Simple words snapping me out of some trance that has me focused on what’s next, what my goal is. I’m such an introvert that I often live in my head, letting the details of the world around me blur. I miss so much- Important things.
It’s a reminder to be in the moment- that’s where life happens. We talk about this all of the time in yoga, but- as my favorite yoga teacher (my husband, Dan) says, we need to take our yoga off the mat and out into the world.
How many things do I miss worrying about the past that I can’t change or the future that I can’t predict, or by just being so absorbed on my thoughts that I don’t see? My mom used to tell me that I ran around like my hair was on fire, and she was right.
I’m starting to think about it all more, to be aware of the moments where being there makes such a difference. I noticed our sweet cat Kasey is looking old after thirteen years with us. She is slowing down, sleeping more, losing weight. I am making sure to spend more time with her, to watch for cues. I look at her and really see her.
I see that both of my dogs- one who I found at four weeks and one who I adopted at seven months- are both getting a lot of white on their muzzles. Sophie is slower and slower, and I have to hold the door open longer and be patient. Time to appreciate each moment with my precious animals and not let their all-too-brief lives slip by me. Where did the time go?
Riding in the car with Dan on a beautiful day with the top down, I put away the phone. Pay attention. Really be there, listen to the sounds, absorb the sights, engage in non-distracted conversation. Emails, texts, and Facebook can wait. Truly being there with Dan is so much more important.
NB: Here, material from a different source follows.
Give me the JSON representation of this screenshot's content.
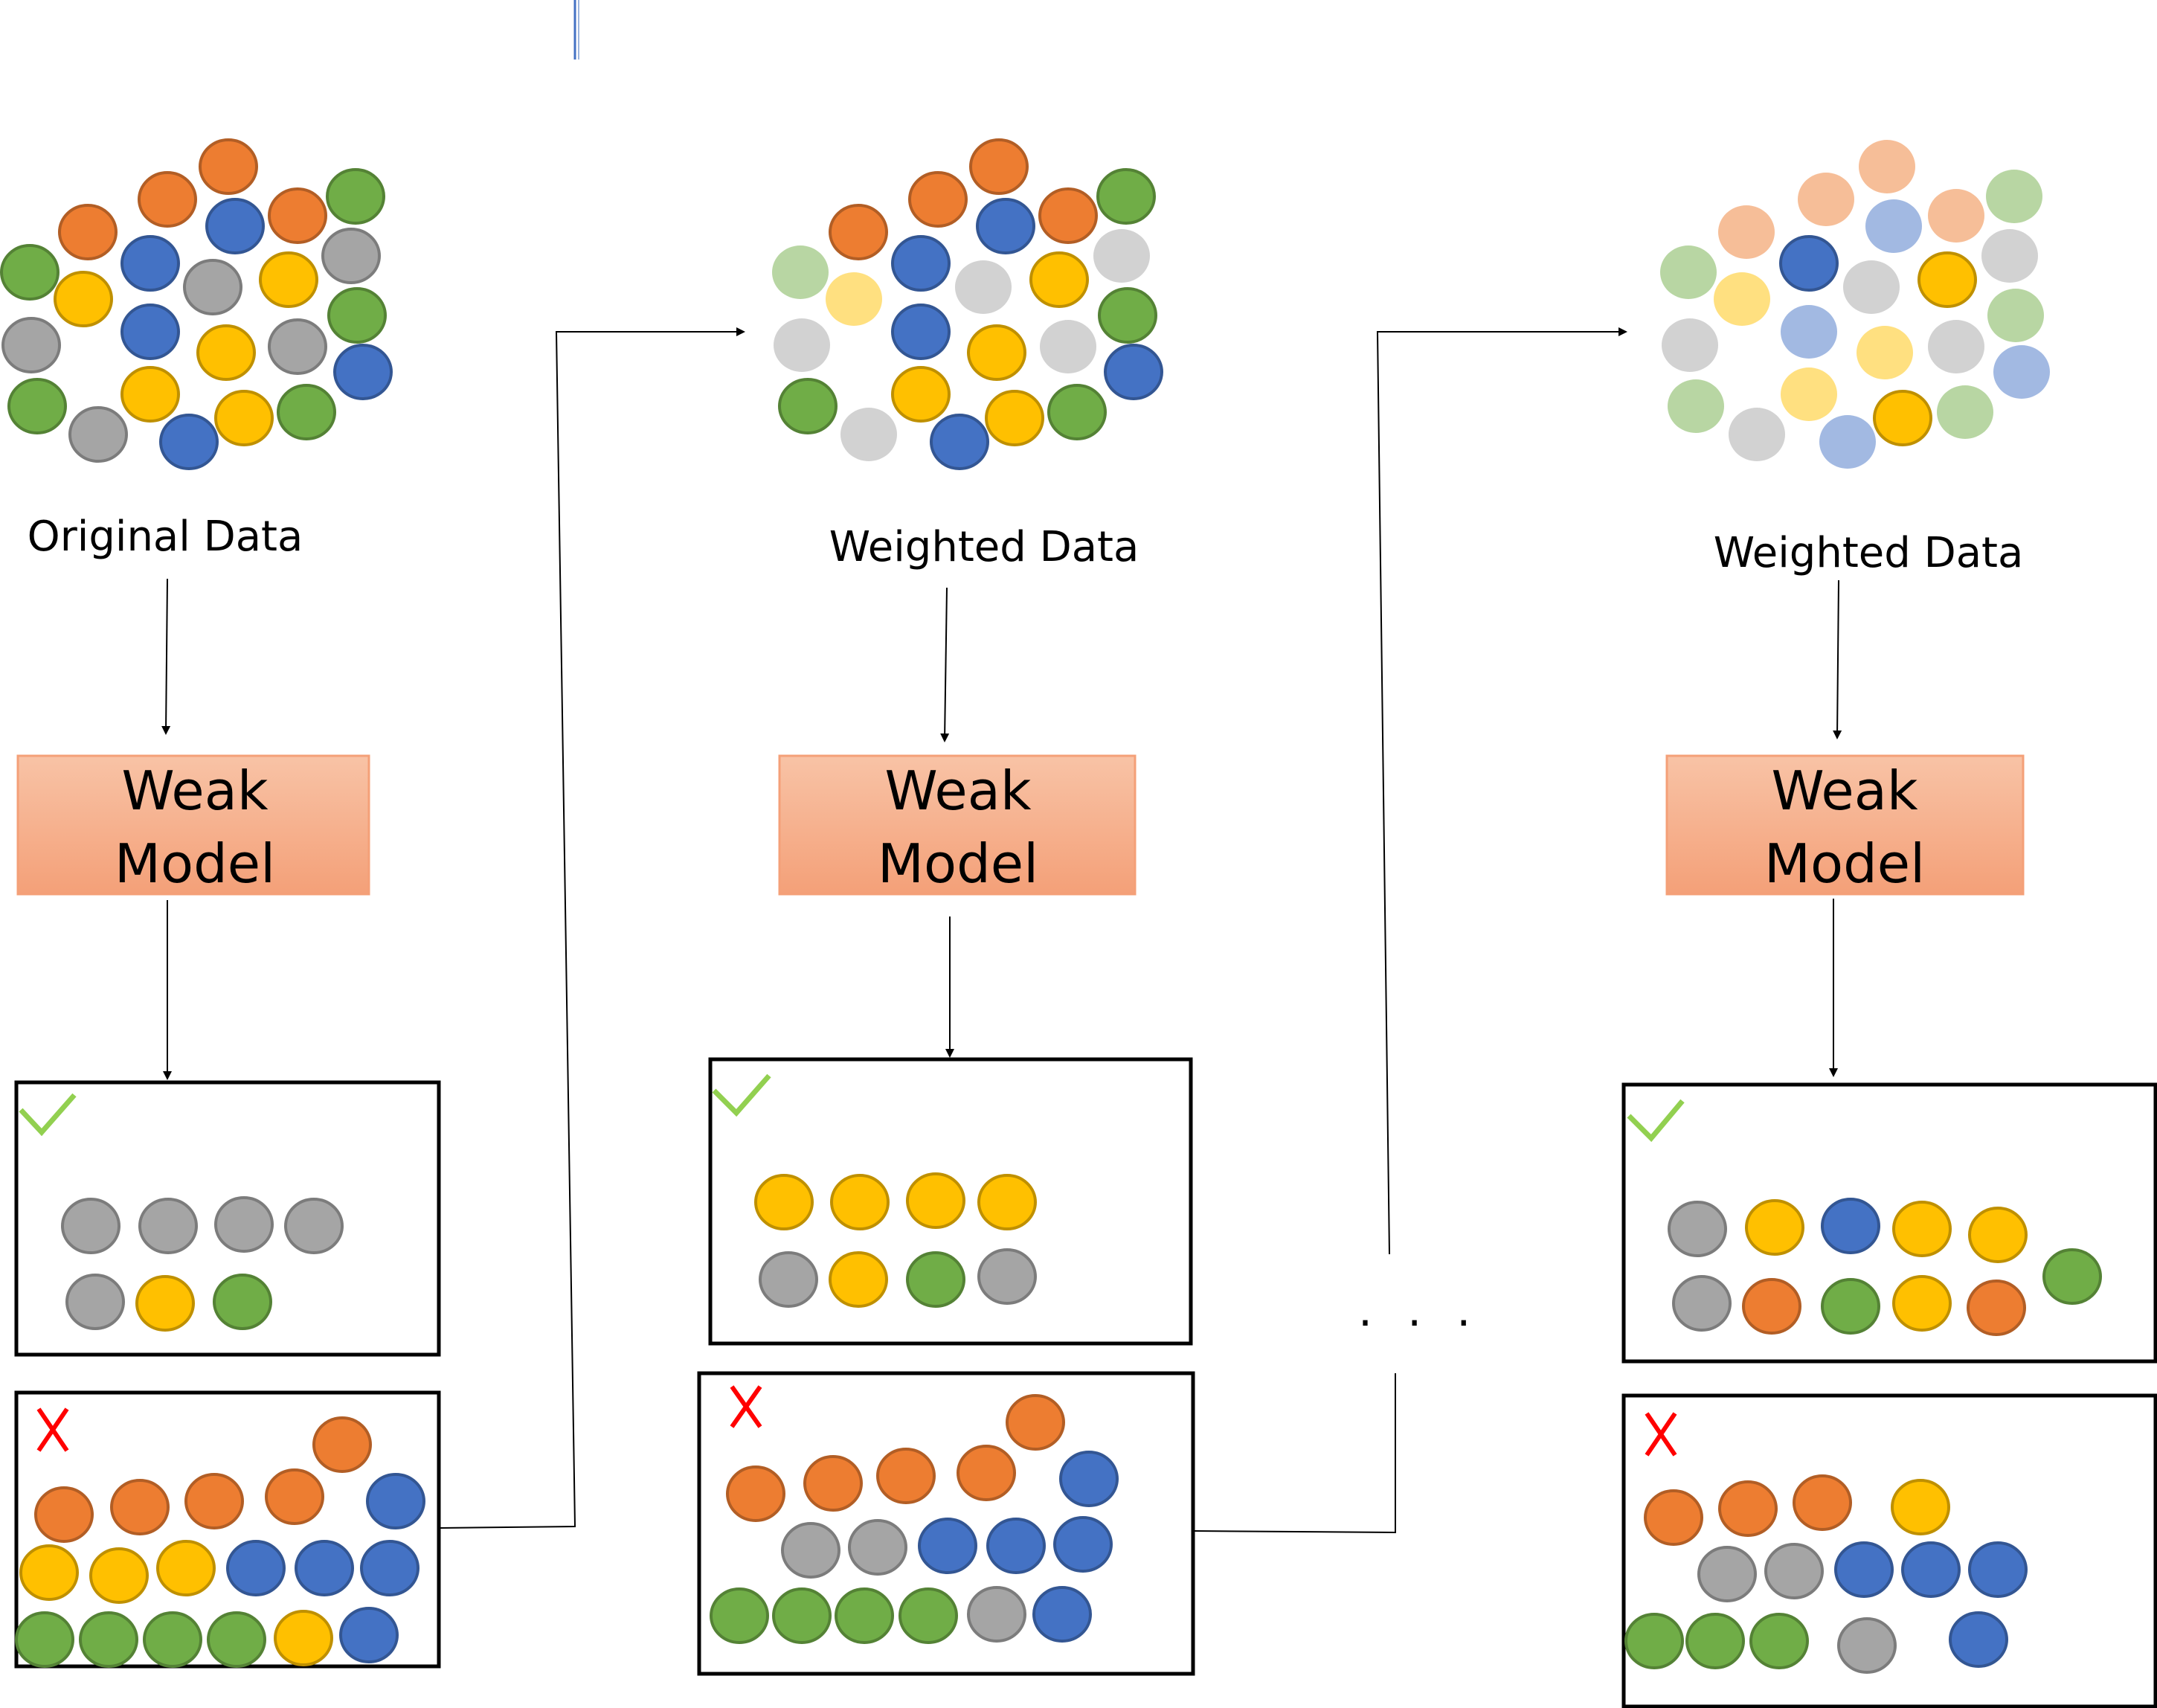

It may be tough to break long-ingrained habits and tendencies, but I’m going to do my absolute best to get out of my head and pay attention to the world around me. All of it.
I headed up to the top deck on this foggy, rainy morning. I stared at the city shrouded by the veil of fog; I noticed the varied greens of the lush trees; I took in the many different bird songs; I breathed in the damp, fresh air. What a more rich experience paying attention will be…I look forward to the journey.